![cover image](https://wikiwandv2-19431.kxcdn.com/_next/image?url=https://upload.wikimedia.org/wikipedia/commons/thumb/7/7f/Left-Facing_Armenian_Eternity_Sign_UC_058E_SVG.svg/640px-Left-Facing_Armenian_Eternity_Sign_UC_058E_SVG.svg.png&w=640&q=50)
Hetanism
Armenian Neopaganism / From Wikipedia, the free encyclopedia
The Armenian Native Faith, also termed Armenian Neopaganism or Hetanism (Armenian: Հեթանոսութիւն Hetanosutiwn; a cognate word of "Heathenism"), is a modern Pagan new religious movement that harkens back to the historical, pre-Christian belief systems and ethnic religions of the Armenians.[1] The followers of the movement call themselves "Hetans" (Armenian: հեթանոս Hetanos, which means "Heathen", thus "ethnic", both of them being loanwords from the Greek ἔθνος, ethnos)[2] or Arordi, meaning the "Children of Ari",[2] also rendered as "Arordiners" in some scholarly publications.[3]

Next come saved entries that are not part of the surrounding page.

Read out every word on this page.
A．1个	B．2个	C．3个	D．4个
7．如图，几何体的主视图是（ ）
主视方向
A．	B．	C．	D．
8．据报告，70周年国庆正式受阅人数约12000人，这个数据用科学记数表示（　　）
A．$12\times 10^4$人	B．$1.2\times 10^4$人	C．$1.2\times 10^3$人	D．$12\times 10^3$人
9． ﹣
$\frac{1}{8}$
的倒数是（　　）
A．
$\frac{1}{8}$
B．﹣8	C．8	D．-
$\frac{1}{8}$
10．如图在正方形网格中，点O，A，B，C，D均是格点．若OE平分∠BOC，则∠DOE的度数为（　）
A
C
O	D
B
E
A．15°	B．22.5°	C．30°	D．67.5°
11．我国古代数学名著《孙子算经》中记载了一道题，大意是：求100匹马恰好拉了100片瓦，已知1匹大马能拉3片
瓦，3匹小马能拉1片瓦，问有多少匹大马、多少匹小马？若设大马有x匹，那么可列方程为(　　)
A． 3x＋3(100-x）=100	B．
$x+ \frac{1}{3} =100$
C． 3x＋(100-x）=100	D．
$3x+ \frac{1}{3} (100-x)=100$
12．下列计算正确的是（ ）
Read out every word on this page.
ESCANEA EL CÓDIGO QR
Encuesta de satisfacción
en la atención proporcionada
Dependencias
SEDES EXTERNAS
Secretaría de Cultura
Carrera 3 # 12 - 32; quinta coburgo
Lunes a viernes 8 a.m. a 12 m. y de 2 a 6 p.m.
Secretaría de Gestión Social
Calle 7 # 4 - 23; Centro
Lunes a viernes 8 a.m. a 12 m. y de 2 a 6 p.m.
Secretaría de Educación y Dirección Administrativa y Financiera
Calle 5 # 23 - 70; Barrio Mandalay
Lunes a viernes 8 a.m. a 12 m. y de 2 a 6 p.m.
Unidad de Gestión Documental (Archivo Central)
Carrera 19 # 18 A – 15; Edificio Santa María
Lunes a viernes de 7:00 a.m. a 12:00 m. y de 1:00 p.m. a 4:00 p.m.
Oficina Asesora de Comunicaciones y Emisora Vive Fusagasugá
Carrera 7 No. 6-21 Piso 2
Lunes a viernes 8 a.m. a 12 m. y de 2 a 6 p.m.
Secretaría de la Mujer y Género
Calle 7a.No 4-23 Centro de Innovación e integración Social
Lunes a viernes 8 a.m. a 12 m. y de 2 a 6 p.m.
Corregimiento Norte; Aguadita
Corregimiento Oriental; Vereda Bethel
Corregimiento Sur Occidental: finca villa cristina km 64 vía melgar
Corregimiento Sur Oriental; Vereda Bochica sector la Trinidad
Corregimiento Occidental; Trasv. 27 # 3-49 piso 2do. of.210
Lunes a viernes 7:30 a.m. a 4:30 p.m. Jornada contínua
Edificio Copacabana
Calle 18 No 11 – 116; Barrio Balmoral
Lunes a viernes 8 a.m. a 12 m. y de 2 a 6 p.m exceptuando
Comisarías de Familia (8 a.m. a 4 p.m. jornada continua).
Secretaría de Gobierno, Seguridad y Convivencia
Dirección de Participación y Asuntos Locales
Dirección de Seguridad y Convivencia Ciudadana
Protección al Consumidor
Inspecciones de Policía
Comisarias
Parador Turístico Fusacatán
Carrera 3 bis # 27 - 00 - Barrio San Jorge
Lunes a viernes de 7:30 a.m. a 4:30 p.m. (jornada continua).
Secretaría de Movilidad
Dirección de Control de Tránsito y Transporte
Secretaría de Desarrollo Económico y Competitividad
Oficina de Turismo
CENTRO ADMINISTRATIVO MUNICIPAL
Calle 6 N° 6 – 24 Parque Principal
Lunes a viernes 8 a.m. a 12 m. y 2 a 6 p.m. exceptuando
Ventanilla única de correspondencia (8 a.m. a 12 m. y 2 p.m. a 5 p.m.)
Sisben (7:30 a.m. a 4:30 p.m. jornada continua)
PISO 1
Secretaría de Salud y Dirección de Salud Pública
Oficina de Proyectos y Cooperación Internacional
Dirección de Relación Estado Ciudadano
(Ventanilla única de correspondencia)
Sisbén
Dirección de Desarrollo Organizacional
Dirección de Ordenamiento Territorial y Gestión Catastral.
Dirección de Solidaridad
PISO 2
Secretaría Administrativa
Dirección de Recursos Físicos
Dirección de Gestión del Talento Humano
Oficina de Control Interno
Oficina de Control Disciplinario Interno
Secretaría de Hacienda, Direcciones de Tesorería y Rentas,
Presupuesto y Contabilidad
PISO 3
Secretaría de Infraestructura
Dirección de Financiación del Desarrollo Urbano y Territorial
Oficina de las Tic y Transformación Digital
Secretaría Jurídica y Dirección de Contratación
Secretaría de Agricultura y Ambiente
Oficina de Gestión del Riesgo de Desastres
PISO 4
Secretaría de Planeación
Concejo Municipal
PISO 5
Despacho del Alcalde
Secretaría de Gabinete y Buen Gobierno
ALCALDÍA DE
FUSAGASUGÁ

![Thumb image](http://upload.wikimedia.org/wikipedia/commons/thumb/7/7f/Left-Facing_Armenian_Eternity_Sign_UC_058E_SVG.svg/320px-Left-Facing_Armenian_Eternity_Sign_UC_058E_SVG.svg.png)
![Thumb image](http://upload.wikimedia.org/wikipedia/commons/thumb/d/d1/Hetan_priest_officiating_at_Garni_Temple%2C_Armenia_34.jpg/640px-Hetan_priest_officiating_at_Garni_Temple%2C_Armenia_34.jpg)
The Arordiner movement has antecedents in the early 20th century, with the doctrine of Tseghakron (Ցեղակրոն, literally "national religion") of the nationalist political theorist [4][5] Garegin Nzhdeh.[6] It took an institutional form in 1991, just after the collapse of the Soviet Union in a climate of national reawakening, when the Armenologist Slak Kakosyan founded the "Order of the Children of Ari" (Arordineri Ukht).[6] Neopaganism expert Victor Schnirelmann estimated the following of Armenian neopaganism to be "no more than a few hundred people".[7]